There are plenty of myths about franchising. A great deal of them revolve around money. I hear these two statements a lot:
“Franchise companies make most of their profits from franchise fees.”
“If it wasn’t for those franchise fees, I’d probably consider buying a franchise business.”
In this article, I’m going to teach you all about franchisee fees, including why you pay them and how franchisors make money.
What Are Franchise Fees?
They’re the cost of entry. Paying the upfront franchise fee unlocks the door to the franchisors’ proprietary business systems and more. You get the complete setup. The franchise fee is literally a license to own and operate the franchise business. That’s why you must pay it.
Franchise Fee Costs
Today’s franchise fees range from $20,000-$50,000, unless you’re considering purchasing a Master Franchise. (Master franchises involve purchasing a large geographical area and selling franchises in that area.)
The franchise fee for a Master Franchise can run $100,000 or more.
Important: Don’t confuse the franchise fee with the total upfront cost of the franchise business opportunity. The franchise you’re interested in possibly buying doesn’t cost $40,000. It costs $175,000 when you include everything you need to open for business. Always look at the total upfront investment when you’re searching for a franchise to buy.
The “Other” Franchise Fees
There are other fees associated with owning and operating a franchise business. These include marketing fees and royalties.
When you own a franchise, one of the things you’re hoping to capitalize on is the brand. Franchisors spend thousands of dollars every year to advertise their brand. As a franchisee, you’ll be asked to do your part, too, by way of a monthly marketing fee.
Franchise marketing fees are usually based on your monthly revenue.
For instance, if your average monthly revenue is $25,000, and the franchisor charges a 2% marketing fee, you’ll have to pay your franchisor $500. (That’s $6,000 annually.) That’s a lot of money.
But it’s only a lot of money if the franchisors’ marketing isn’t doing the job.
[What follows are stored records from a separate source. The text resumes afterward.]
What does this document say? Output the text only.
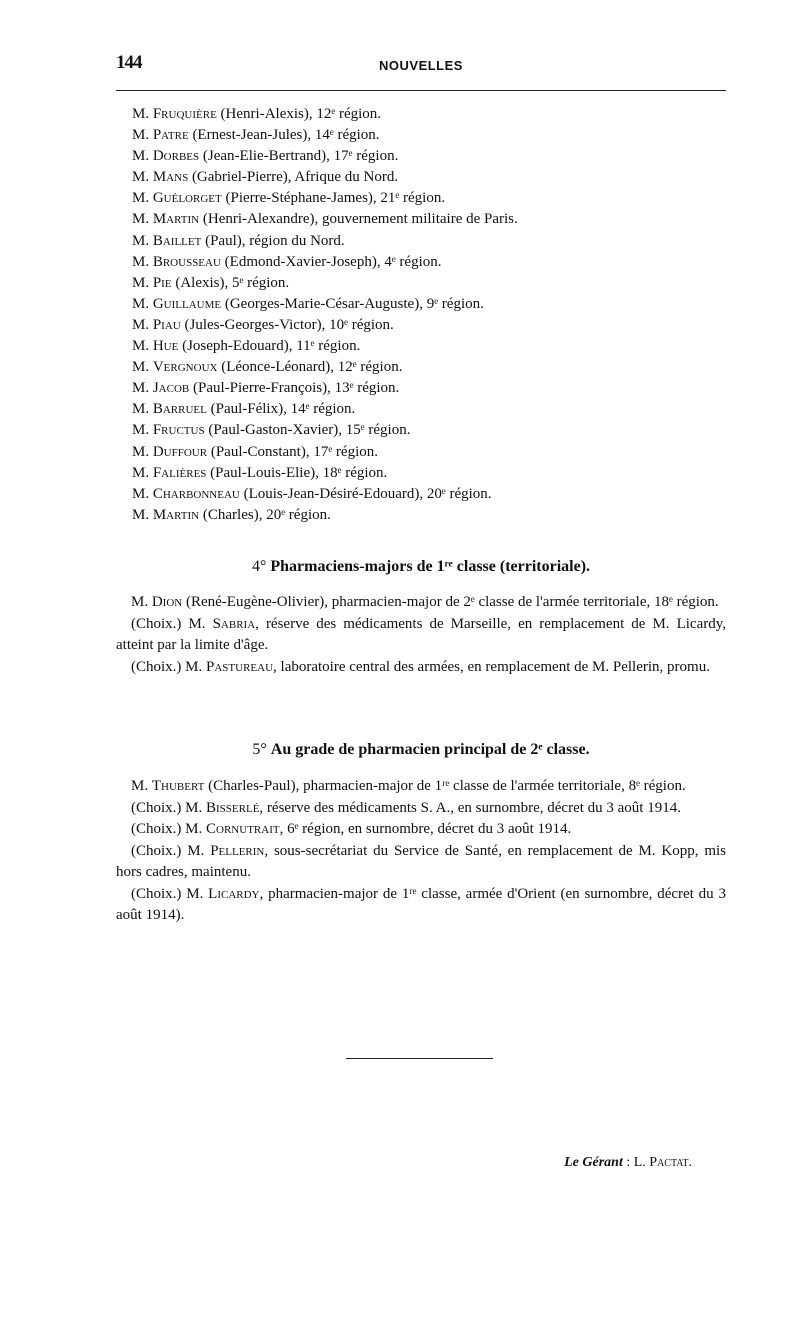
144	NOUVELLES
M. Fruquière (Henri-Alexis), 12ᵉ région.
M. Patre (Ernest-Jean-Jules), 14ᵉ région.
M. Dorbes (Jean-Elie-Bertrand), 17ᵉ région.
M. Mans (Gabriel-Pierre), Afrique du Nord.
M. Guélorget (Pierre-Stéphane-James), 21ᵉ région.
M. Martin (Henri-Alexandre), gouvernement militaire de Paris.
M. Baillet (Paul), région du Nord.
M. Brousseau (Edmond-Xavier-Joseph), 4ᵉ région.
M. Pie (Alexis), 5ᵉ région.
M. Guillaume (Georges-Marie-César-Auguste), 9ᵉ région.
M. Piau (Jules-Georges-Victor), 10ᵉ région.
M. Hue (Joseph-Edouard), 11ᵉ région.
M. Vergnoux (Léonce-Léonard), 12ᵉ région.
M. Jacob (Paul-Pierre-François), 13ᵉ région.
M. Barruel (Paul-Félix), 14ᵉ région.
M. Fructus (Paul-Gaston-Xavier), 15ᵉ région.
M. Duffour (Paul-Constant), 17ᵉ région.
M. Falières (Paul-Louis-Elie), 18ᵉ région.
M. Charbonneau (Louis-Jean-Désiré-Edouard), 20ᵉ région.
M. Martin (Charles), 20ᵉ région.
4° Pharmaciens-majors de 1ʳᵉ classe (territoriale).

M. Dion (René-Eugène-Olivier), pharmacien-major de 2ᵉ classe de l'armée territoriale, 18ᵉ région.

(Choix.) M. Sabria, réserve des médicaments de Marseille, en remplacement de M. Licardy, atteint par la limite d'âge.

(Choix.) M. Pasturеau, laboratoire central des armées, en remplacement de M. Pellerin, promu.

5° Au grade de pharmacien principal de 2ᵉ classe.

M. Thubert (Charles-Paul), pharmacien-major de 1ʳᵉ classe de l'armée territoriale, 8ᵉ région.

(Choix.) M. Bisserlé, réserve des médicaments S. A., en surnombre, décret du 3 août 1914.

(Choix.) M. Cornutrait, 6ᵉ région, en surnombre, décret du 3 août 1914.

(Choix.) M. Pellerin, sous-secrétariat du Service de Santé, en remplacement de M. Kopp, mis hors cadres, maintenu.

(Choix.) M. Licardy, pharmacien-major de 1ʳᵉ classe, armée d'Orient (en surnombre, décret du 3 août 1914).

Le Gérant : L. Pactat.
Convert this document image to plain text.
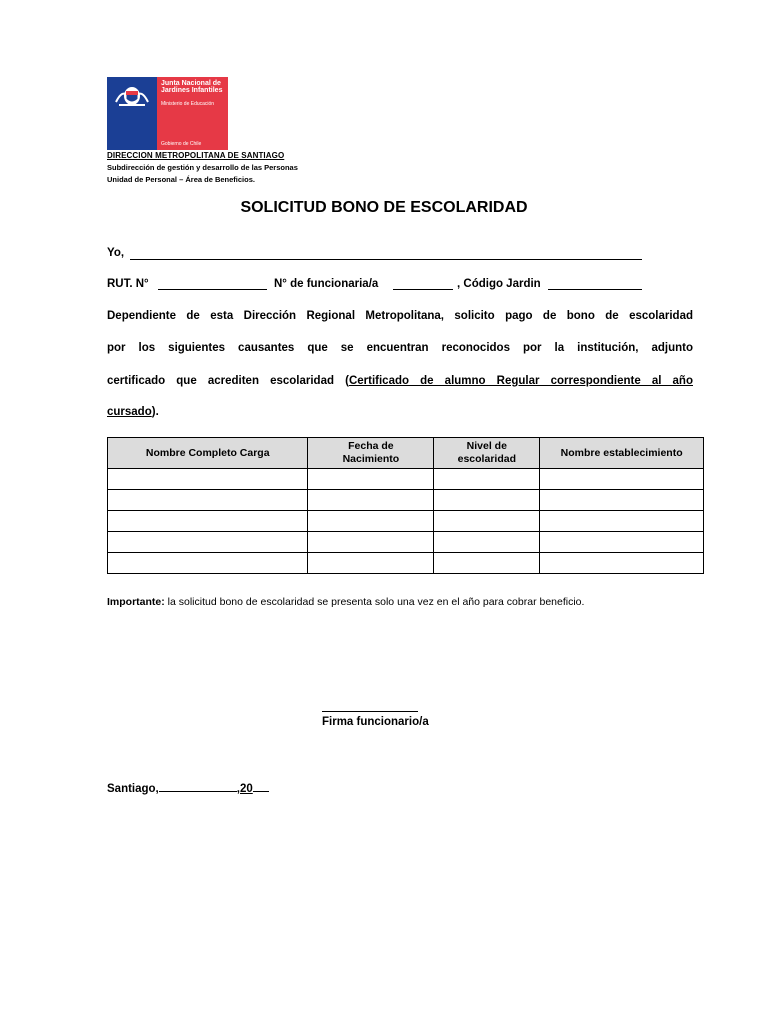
Junta Nacional de Jardines Infantiles
Ministerio de Educación
Gobierno de Chile
DIRECCION METROPOLITANA DE SANTIAGO
Subdirección de gestión y desarrollo de las Personas
Unidad de Personal – Área de Beneficios.
SOLICITUD BONO DE ESCOLARIDAD
Yo,
RUT. N°	N° de funcionaria/a	, Código Jardin
Dependiente de esta Dirección Regional Metropolitana, solicito pago de bono de escolaridad
por los siguientes causantes que se encuentran reconocidos por la institución, adjunto
certificado que acrediten escolaridad (Certificado de alumno Regular correspondiente al año
cursado).
Nombre Completo Carga	Fecha de Nacimiento	Nivel de escolaridad	Nombre establecimiento

Importante: la solicitud bono de escolaridad se presenta solo una vez en el año para cobrar beneficio.
Firma funcionario/a
Santiago,	,20
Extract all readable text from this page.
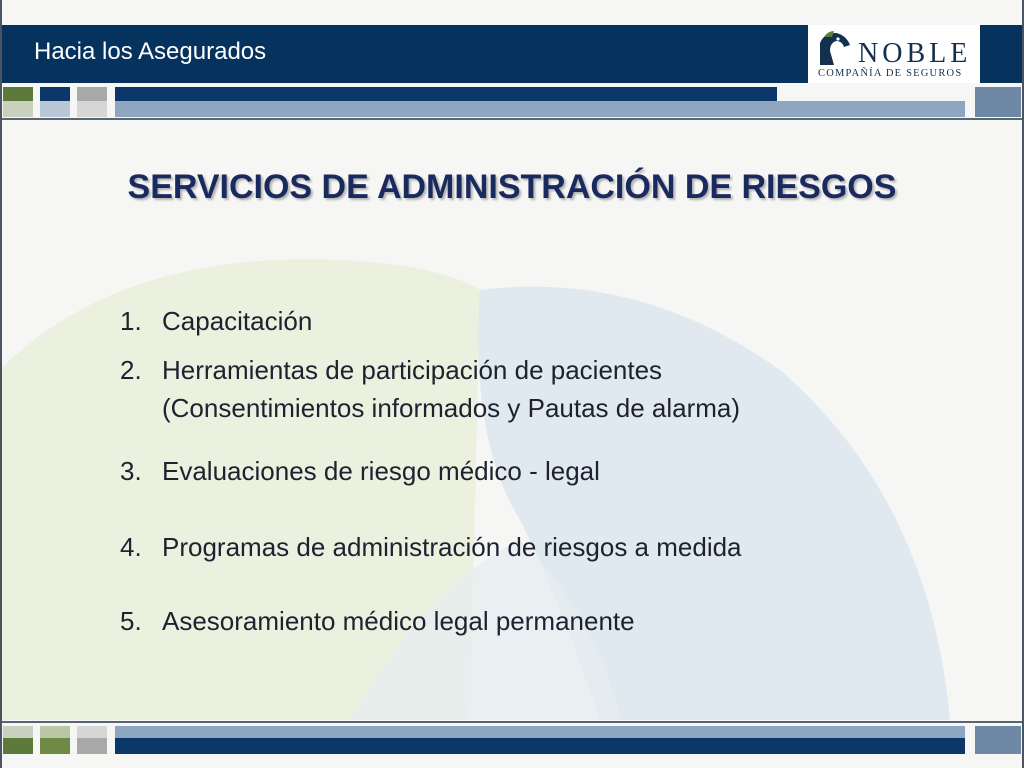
Hacia los Asegurados	NOBLE
COMPAÑÍA DE SEGUROS
SERVICIOS DE ADMINISTRACIÓN DE RIESGOS
1. Capacitación
2. Herramientas de participación de pacientes
(Consentimientos informados y Pautas de alarma)
3. Evaluaciones de riesgo médico - legal
4. Programas de administración de riesgos a medida
5. Asesoramiento médico legal permanente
In other words, if you’re paying out $6,000 and you don’t feel-or can’t measure your return on your investment, it’s a problem. Good thing there’s is an easy way to find out if the marketing fees are worth the investment. All you have to do is ask the franchisees!
In other words, when you’re doing your research, make sure you ask the franchisees you talk to how good the marketing is-and if they feel their monthly investment is advantageous to their businesses.
There’s another fee you’ll be paying as a franchisee. It’s a royalty.
Franchise royalties are usually collected by your franchisor on a monthly basis. Like marketing fees, these fees are based on a percentage of your revenue. But there’s one major difference; the percentages are higher.
Franchise royalties range from 4% of your revenue all the way up to 12% or more. The amount has to do with the type of franchise business.
For example, a food franchise is a high-volume business. A lot of individual items are purchased by a high-volume of customers.
It’s not unheard of for a food franchise business to exceed $1 million in revenue annually. Because of volume, the franchise royalties are usually on the lower end of the royalty scale, percentage-wise.
Specifically, if you own a food franchise doing $1.5 million annually, and your franchisor charges a 5% royalty, you’d be paying $75,000 in royalties to the franchisor every year.
In contrast, if you own a business consulting franchise, the royalty percentage may be 10%, which does sound high. But you’re probably not doing $1.5 million in revenue like you would be if you owned a food franchise. You’re probably doing $300,000. And franchisors don’t have to invest as much in a consulting franchise as they do in a food franchise.
FYI: Monthly royalties are where the profits are for franchisors-not the upfront franchise fee, which is a one-time payment.
As shown above, franchise fees are a necessary part of franchising.
Both parties benefit from franchise fees, marketing fees, and royalties if the franchisor offers a good business system, and the franchisee follows it.